In the case of Burkholder v. Okmulgee Coal Co. et al., 82 Okla. 80, 196 P. 679, we stated the applicable rule of law in paragraph 2 of the syllabus in the following language:
"The general rule is that in order to render the purchasing company personally liable for the debts of the selling corporation, it must appear that (a) there be an agreement to assume such debts; (b) the circumstances surrounding the transaction must warrant a finding that there was a consolidation of the two corporations; or (c) that the purchasing corporation was a mere continuation of the selling corporation; or (d) that the transaction was fraudulent in fact."
To the same effect see Spring Creek Oil Corp. v. Dillman, 90 Okla. 129, 215 P. 1053. The holding of the trial court that the Eufaula Abstract Company was a mere continuation of the Oklahoma Title Company, and, as such, was liable for the debts of the latter corporation, is amply sustained by the evidence in this case when viewed in the light of the foregoing authorities.

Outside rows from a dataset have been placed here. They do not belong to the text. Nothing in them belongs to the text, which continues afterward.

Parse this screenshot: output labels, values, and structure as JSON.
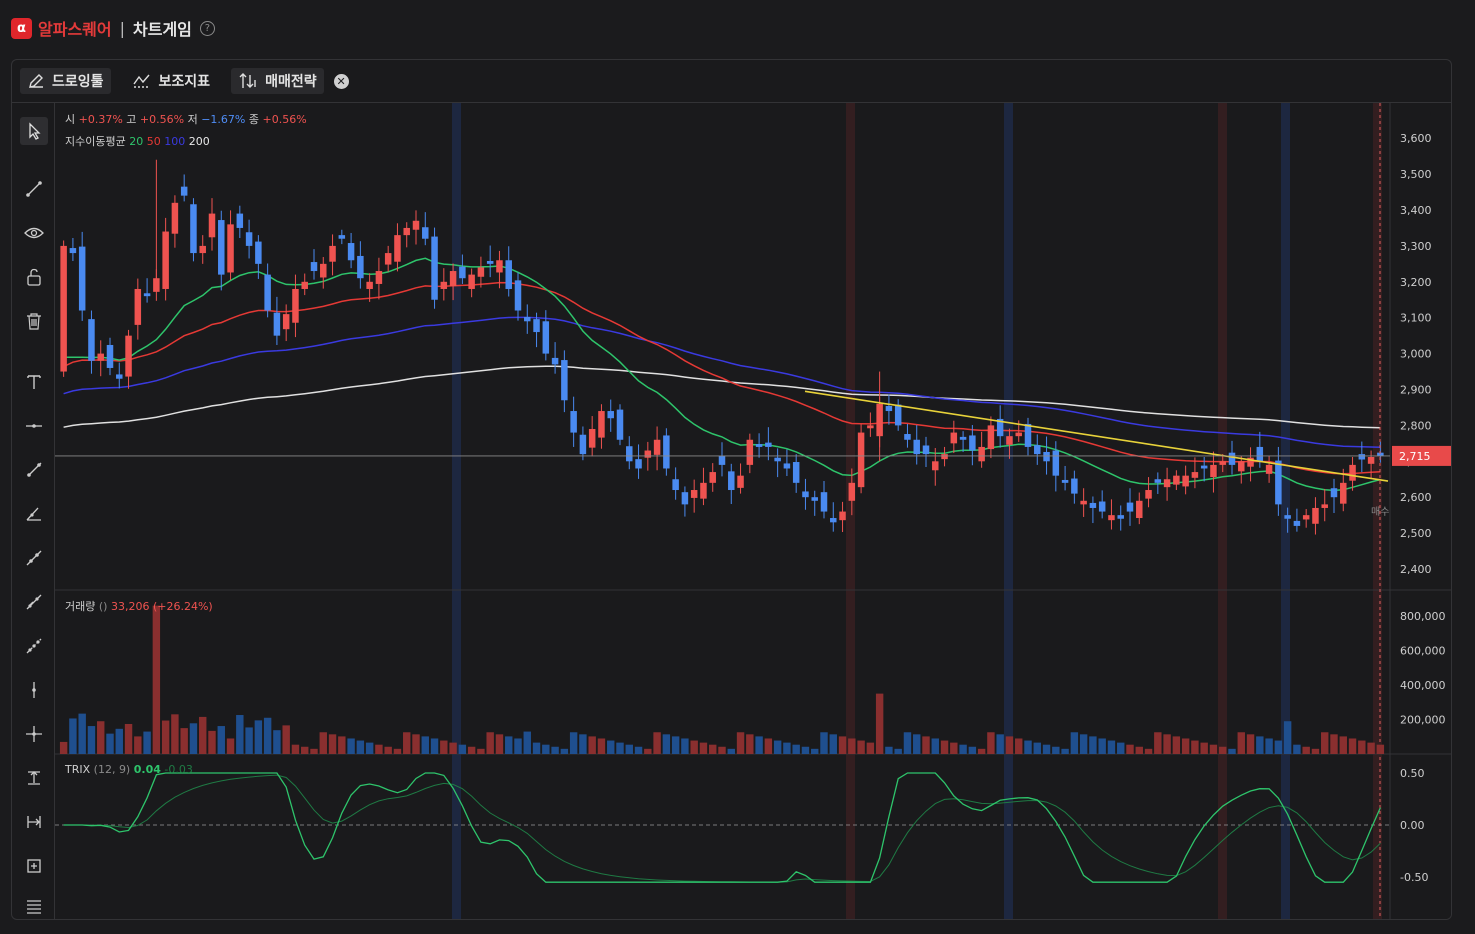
{
  "header": {
    "logo_glyph": "α",
    "brand": "알파스퀘어",
    "separator": "|",
    "title": "차트게임",
    "help_glyph": "?"
  },
  "toolbar": {
    "drawing_tools_label": "드로잉툴",
    "indicators_label": "보조지표",
    "strategy_label": "매매전략",
    "close_glyph": "✕"
  },
  "legend": {
    "ohlc": {
      "open_label": "시",
      "open": "+0.37%",
      "high_label": "고",
      "high": "+0.56%",
      "low_label": "저",
      "low": "−1.67%",
      "close_label": "종",
      "close": "+0.56%"
    },
    "ema": {
      "label": "지수이동평균",
      "p1": "20",
      "p2": "50",
      "p3": "100",
      "p4": "200"
    },
    "volume": {
      "label": "거래량",
      "params": "()",
      "value": "33,206 (+26.24%)"
    },
    "trix": {
      "label": "TRIX",
      "params": "(12, 9)",
      "value": "0.04",
      "signal": "-0.03"
    }
  },
  "price_axis": {
    "ticks": [
      "3,600",
      "3,500",
      "3,400",
      "3,300",
      "3,200",
      "3,100",
      "3,000",
      "2,900",
      "2,800",
      "2,700",
      "2,600",
      "2,500",
      "2,400"
    ],
    "current": "2,715",
    "tag_text": "매수"
  },
  "volume_axis": {
    "ticks": [
      "800,000",
      "600,000",
      "400,000",
      "200,000"
    ]
  },
  "trix_axis": {
    "ticks": [
      "0.50",
      "0.00",
      "-0.50"
    ]
  },
  "colors": {
    "up": "#ef5350",
    "down": "#4a8af0",
    "ema20": "#2ec46b",
    "ema50": "#e53935",
    "ema100": "#3a3ae0",
    "ema200": "#e0e0e0",
    "trendline": "#e8d23a",
    "current_price": "#e84a4a"
  },
  "chart_data": {
    "type": "candlestick",
    "yrange_price": [
      2400,
      3600
    ],
    "yrange_volume": [
      0,
      800000
    ],
    "yrange_trix": [
      -0.6,
      0.5
    ],
    "candle_closes": [
      3300,
      3280,
      3120,
      2980,
      3000,
      2960,
      2930,
      3050,
      3180,
      3160,
      3210,
      3340,
      3420,
      3440,
      3280,
      3300,
      3390,
      3220,
      3360,
      3350,
      3300,
      3250,
      3120,
      3050,
      3110,
      3180,
      3200,
      3230,
      3250,
      3300,
      3320,
      3260,
      3210,
      3200,
      3230,
      3280,
      3330,
      3350,
      3370,
      3320,
      3150,
      3200,
      3230,
      3210,
      3220,
      3240,
      3250,
      3260,
      3180,
      3120,
      3090,
      3060,
      3000,
      2970,
      2870,
      2780,
      2720,
      2790,
      2840,
      2820,
      2760,
      2700,
      2680,
      2730,
      2760,
      2680,
      2620,
      2580,
      2620,
      2640,
      2670,
      2690,
      2620,
      2660,
      2760,
      2740,
      2740,
      2700,
      2680,
      2640,
      2600,
      2590,
      2560,
      2530,
      2560,
      2640,
      2780,
      2800,
      2860,
      2840,
      2800,
      2760,
      2720,
      2720,
      2700,
      2720,
      2780,
      2760,
      2730,
      2740,
      2800,
      2770,
      2770,
      2780,
      2740,
      2720,
      2700,
      2660,
      2640,
      2610,
      2590,
      2570,
      2560,
      2550,
      2540,
      2560,
      2590,
      2620,
      2640,
      2650,
      2660,
      2660,
      2670,
      2680,
      2690,
      2700,
      2690,
      2700,
      2710,
      2700,
      2690,
      2580,
      2540,
      2520,
      2550,
      2570,
      2580,
      2600,
      2640,
      2690,
      2705,
      2712,
      2715
    ],
    "volume_note": "per-candle volume bars; spike ~860,000 near start, ~350,000 mid",
    "ema_periods": [
      20,
      50,
      100,
      200
    ],
    "trix": {
      "params": [
        12,
        9
      ],
      "value": 0.04,
      "signal": -0.03
    }
  }
}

The remaining assignments of error urged in the briefs relate to the liability of both of the corporations. Defendants herein filed a supplemental motion for new trial based upon the grounds of newly discovered evidence. The motion was supported by affidavits setting forth the nature and character of the evidence alleged to have been newly discovered. The plaintiff filed a response to this motion, supporting the same by affidavits. It will be unnecessary for us to review in detail the alleged newly discovered evidence. The response of plaintiff established that the so-called newly discovered evidence was known to one of the attorneys for the defendants before the time of trial. The trial court is justified in denying a motion for new trial on the ground of newly discovered evidence when it appears either that such evidence was known to the moving party at the time of trial or that such party failed to exercise reasonable diligence to secure such evidence. See Hobbs v. Smith et al., 27 Okla. 830, 115 P. 347; Bank of Chelsea v. School Dist. No. 1, 62 Okla. 185, 162 P. 809; First Nat. Bank of Taloga et al. v. Farmers State Guaranty Bank et al., 62 Okla. 30, 161 P. 1063; McCants v. Thompson, 27 Okla. 706, 115 P. 600. Furthermore, the motion for new trial based upon the ground of newly discovered evidence is addressed to the sound discretion of the trial court, and its decision with respect to the same will not be disturbed on appeal unless an abuse of discretion appears. See Summers v. Williams et al., 128 Okla. 9, 260 P. 1064. The record in this case does not disclose an abuse of discretion of the trial court in denying the supplemental motion for new trial.
The defendants also urge that the trial court erred in admitting testimony to the effect that the plaintiff made the loan of money involved in this case through an agent for the reason that in her pleadings she set forth the act of loaning the money as though it had been personally performed by her. Defendants say that this evidence was a variance with the pleading. There is no merit in this contention. It is fundamental law that in an action by or against a principal based upon a contract executed through an agent, the transaction may be pleaded as though performed by the principal without disclosing the fact of agency. See 2 C. J. 904. See, also, Southern Surety Co. v. Gilkey-Duff Hardware Co., 166 Okla. 84, 26 P.2d 144.
There are other arguments made in the brief which we deem unnecessary to discuss in this opinion.
The judgment of the trial court is affirmed.
McNEILL, C. J., and PHELPS, CORN, and GIBSON, JJ., concur.